Thursday, October 30, 2008

A Lost African Childhood

The House at Sugar Beach: In Search of a Lost African Childhood. By Helene Cooper. 352 pp. Simon & Schuster. $25.00
Cooper’s memoir of her tumultuous childhood in Liberia and her life after fleeing to this country as a teenager in the 1980s is an uneven book saved by the power of its story. Cooper’s resume is impressive; she has been the Diplomatic Correspondent at The New York Times since 2006 and wrote for The Wall Street Journal for twelve years before that. I have been struck by the incisiveness of her reporting and by her ability to make complex political issues comprehensible. But in this book Cooper confronts more personal material, a challenge evidenced in the sometimes jarring juxtaposition of past and present that characterizes the tone of the narrative.
Some readers may remember the excerpt of Cooper’s book that appeared in The New York Times Magazine earlier this year. It ended with her return to Liberia to find her lost foster sister Eunice, whose memory she had blotted out in remaking herself as an American.

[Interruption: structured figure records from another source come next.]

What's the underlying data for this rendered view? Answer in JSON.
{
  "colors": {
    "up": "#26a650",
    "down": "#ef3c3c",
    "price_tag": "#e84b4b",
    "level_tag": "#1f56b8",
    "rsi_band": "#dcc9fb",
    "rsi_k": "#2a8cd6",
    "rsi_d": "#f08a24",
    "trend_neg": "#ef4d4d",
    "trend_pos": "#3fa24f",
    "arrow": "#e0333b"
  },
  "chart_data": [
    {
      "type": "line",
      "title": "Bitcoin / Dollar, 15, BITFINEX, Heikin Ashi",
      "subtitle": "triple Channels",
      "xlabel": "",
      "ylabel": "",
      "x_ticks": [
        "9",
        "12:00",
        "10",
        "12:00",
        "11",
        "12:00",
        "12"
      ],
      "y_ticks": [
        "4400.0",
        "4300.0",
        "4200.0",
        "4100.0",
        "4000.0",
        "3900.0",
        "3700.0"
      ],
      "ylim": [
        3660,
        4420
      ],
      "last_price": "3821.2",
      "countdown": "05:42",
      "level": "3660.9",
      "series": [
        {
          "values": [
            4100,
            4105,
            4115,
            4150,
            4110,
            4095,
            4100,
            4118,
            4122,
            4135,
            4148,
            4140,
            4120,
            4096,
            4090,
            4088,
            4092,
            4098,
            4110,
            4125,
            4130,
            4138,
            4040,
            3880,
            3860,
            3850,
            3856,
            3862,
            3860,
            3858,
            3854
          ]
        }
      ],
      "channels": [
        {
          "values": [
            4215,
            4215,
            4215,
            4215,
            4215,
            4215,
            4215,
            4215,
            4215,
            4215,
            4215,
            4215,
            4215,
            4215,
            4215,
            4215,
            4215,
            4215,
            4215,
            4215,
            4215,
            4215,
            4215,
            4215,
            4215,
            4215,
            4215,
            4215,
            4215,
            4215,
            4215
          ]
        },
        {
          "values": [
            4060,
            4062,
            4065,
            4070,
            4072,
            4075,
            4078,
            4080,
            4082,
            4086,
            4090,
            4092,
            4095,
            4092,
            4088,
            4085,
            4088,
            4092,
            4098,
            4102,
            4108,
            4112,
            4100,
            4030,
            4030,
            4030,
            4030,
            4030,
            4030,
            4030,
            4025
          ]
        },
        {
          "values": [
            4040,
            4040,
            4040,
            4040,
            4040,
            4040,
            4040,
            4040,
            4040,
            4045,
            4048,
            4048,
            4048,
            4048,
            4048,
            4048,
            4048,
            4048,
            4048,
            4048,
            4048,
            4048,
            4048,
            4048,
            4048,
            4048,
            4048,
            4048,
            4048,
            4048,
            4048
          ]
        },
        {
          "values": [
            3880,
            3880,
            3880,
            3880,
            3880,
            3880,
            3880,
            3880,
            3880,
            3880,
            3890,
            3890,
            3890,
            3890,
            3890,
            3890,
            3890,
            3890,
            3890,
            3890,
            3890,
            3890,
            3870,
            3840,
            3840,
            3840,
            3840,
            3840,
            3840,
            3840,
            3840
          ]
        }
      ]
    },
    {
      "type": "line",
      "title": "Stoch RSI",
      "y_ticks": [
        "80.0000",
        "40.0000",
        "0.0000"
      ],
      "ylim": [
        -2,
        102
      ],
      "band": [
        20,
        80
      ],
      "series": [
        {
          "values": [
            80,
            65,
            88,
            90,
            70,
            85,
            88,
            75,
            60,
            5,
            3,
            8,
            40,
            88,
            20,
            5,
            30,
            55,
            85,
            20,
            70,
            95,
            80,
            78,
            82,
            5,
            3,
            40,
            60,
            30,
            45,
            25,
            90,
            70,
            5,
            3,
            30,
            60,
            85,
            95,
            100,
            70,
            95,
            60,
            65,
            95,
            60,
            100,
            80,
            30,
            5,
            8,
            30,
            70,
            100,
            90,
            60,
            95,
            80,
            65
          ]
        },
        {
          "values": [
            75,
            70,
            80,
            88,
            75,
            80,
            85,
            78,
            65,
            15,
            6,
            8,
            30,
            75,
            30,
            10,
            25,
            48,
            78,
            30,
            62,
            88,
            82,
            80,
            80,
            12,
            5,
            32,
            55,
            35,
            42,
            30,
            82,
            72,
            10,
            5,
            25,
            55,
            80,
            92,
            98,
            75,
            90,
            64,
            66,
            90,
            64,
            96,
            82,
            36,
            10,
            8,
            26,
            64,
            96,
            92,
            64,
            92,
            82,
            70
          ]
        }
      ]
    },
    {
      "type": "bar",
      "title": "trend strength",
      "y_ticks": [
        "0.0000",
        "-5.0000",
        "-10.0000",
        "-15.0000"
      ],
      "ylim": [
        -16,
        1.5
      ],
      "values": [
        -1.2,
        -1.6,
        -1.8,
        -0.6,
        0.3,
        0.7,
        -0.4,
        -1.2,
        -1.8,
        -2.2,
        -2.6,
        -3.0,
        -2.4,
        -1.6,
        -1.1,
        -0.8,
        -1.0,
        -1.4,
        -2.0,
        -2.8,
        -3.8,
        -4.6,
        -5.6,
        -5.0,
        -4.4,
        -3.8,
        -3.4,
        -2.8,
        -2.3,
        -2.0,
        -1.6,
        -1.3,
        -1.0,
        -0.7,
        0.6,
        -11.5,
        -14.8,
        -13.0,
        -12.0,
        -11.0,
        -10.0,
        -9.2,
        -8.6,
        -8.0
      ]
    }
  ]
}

It focused on Cooper’s early life as a member of the Liberian elite and her relationship with Eunice, who was brought into the family to keep her company, and also described the country’s sudden descent into chaos capped by the soldiers’ arrival at the house at Sugar Beach, an event detailed with emotional restraint that does little to diminish its horror. The book fills in the rest of the story, including Cooper’s reunion with Eunice, who had experienced the full brunt of a country gone mad.
What emerges is a picture of a colorful but hopeless country and of a bright indulged child whose parents loved each other but could not stay together, whose extended family defined her identity and whose survival skills enabled her to remake herself into an American woman with a successful career in a high-powered profession. All you have to do is read Cooper’s description of herself as a stranger in an American high school—in the south, no less—to realize the extent of her achievement. Yet I can’t help wondering if the immensity of her experience helps to explain the tonal inconsistencies that one reviewer identified as a disconcerting flipness, most evident to me in her description of being embedded with the troops in the initial invasion of Iraq in 2003 in which her Humvee was crushed by a tank. “Flipness” suggests an attitude of dismissal on the part of a writer, a reduction of deep emotion to something less. In Cooper’s case I sense no lack of feeling; rather, it’s as if she can’t find the language to join together the extremes of her relatively short lifetime. But I can’t believe she won’t keep trying, and I expect she will succeed. This book is so good that it seems cruel to ask for more, but few reporters have her life experience, and if she can bring together her powers of observance, her linguistic gifts and her obvious depth of feeling Cooper will astonish readers even more than in The House at Sugar Beach.